McCourt and Major League Baseball reached a settlement agreement last week. The Dodgers plan to sell the team's television rights separately from the team, a proposal to which Fox strenuously objects.
In a court hearing Tuesday, Fox attorney Paul Laurin said he was concerned about reports that characterized the settlement as "a foregone conclusion."
Although Gross has reviewed the deal with attorneys representing McCourt and MLB, the judge said Tuesday that the settlement has not been approved.
"I am awaiting the papers myself," Gross said. "Fox will have every opportunity for a full and fair hearing."
The Dodgers' current television contract prevents the team from negotiating with any party besides Fox through Nov. 30, 2012. The settlement agreement targets April 1 as a date for completion of a Dodgers sale.
In court papers, McCourt and his attorneys have argued that a television rights' auction would benefit the Dodgers even if they were sold, for they could fetch a higher price given the certainty of long-term media revenues.
Fox has threatened to sue. Laurin suggested Tuesday that the resulting damages could jeopardize "the assumptions of solvency" in the case, effectively saying that the money Fox could be owed in a lawsuit could be so large as to make it difficult for McCourt and MLB to fulfill promises to repay all creditors in full.
McCourt's attorneys have said the Dodgers could simply honor the two years remaining under the current contract and called it "unlikely that Fox Sports can assert any meaningful damages."

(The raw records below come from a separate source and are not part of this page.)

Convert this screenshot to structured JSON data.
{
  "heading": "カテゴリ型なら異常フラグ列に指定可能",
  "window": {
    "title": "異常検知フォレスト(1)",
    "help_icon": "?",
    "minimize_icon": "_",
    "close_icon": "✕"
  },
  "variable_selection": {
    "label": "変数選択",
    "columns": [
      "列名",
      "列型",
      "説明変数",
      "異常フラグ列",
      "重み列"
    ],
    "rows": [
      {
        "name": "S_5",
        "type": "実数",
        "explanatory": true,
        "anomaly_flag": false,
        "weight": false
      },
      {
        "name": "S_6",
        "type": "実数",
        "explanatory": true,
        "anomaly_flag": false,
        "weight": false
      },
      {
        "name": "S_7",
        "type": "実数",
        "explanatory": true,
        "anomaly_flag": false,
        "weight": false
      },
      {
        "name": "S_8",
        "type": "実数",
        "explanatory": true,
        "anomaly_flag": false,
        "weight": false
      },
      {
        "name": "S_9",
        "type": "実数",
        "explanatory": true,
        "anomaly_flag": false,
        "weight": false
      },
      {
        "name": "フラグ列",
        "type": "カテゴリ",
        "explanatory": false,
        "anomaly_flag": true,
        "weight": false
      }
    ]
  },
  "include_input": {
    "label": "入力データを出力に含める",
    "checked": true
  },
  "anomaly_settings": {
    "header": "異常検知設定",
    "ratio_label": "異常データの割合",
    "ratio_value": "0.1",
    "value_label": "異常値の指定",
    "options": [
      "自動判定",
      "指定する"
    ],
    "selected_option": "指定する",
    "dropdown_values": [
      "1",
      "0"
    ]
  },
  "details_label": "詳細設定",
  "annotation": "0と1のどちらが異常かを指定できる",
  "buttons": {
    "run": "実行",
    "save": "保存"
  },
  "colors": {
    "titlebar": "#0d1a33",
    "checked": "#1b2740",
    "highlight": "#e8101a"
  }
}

Also Tuesday, Gross denied a request from the U.S. Trustee to disallow $352,742 in fees charged by McCourt's attorneys. Gross ruled that the disputed work -- related to the interim financing obtained by McCourt in the first month of the case -- was "essential."
In the hearing, Dodgers attorney Sid Levinson wondered aloud why the U.S. Trustee had not withdrawn the request, given that the team has settled with MLB and that McCourt -- the party ultimately stuck with the bill -- had not objected. Levinson suggested the high-profile case might have influenced the U.S. Trustee to act.
"This objection may be more about politics than the merits," Levinson said.
That enraged Mark Kenney, the attorney representing the U.S. Trustee. Kenney was particularly disdainful of the theory that he should have dropped his objection to what he believed was improper work done in July simply because the case had settled in November.
"Just because the debtors and baseball are now singing Kumbaya," Kenney said, "that doesn't require the United States to jump in the canoe with them."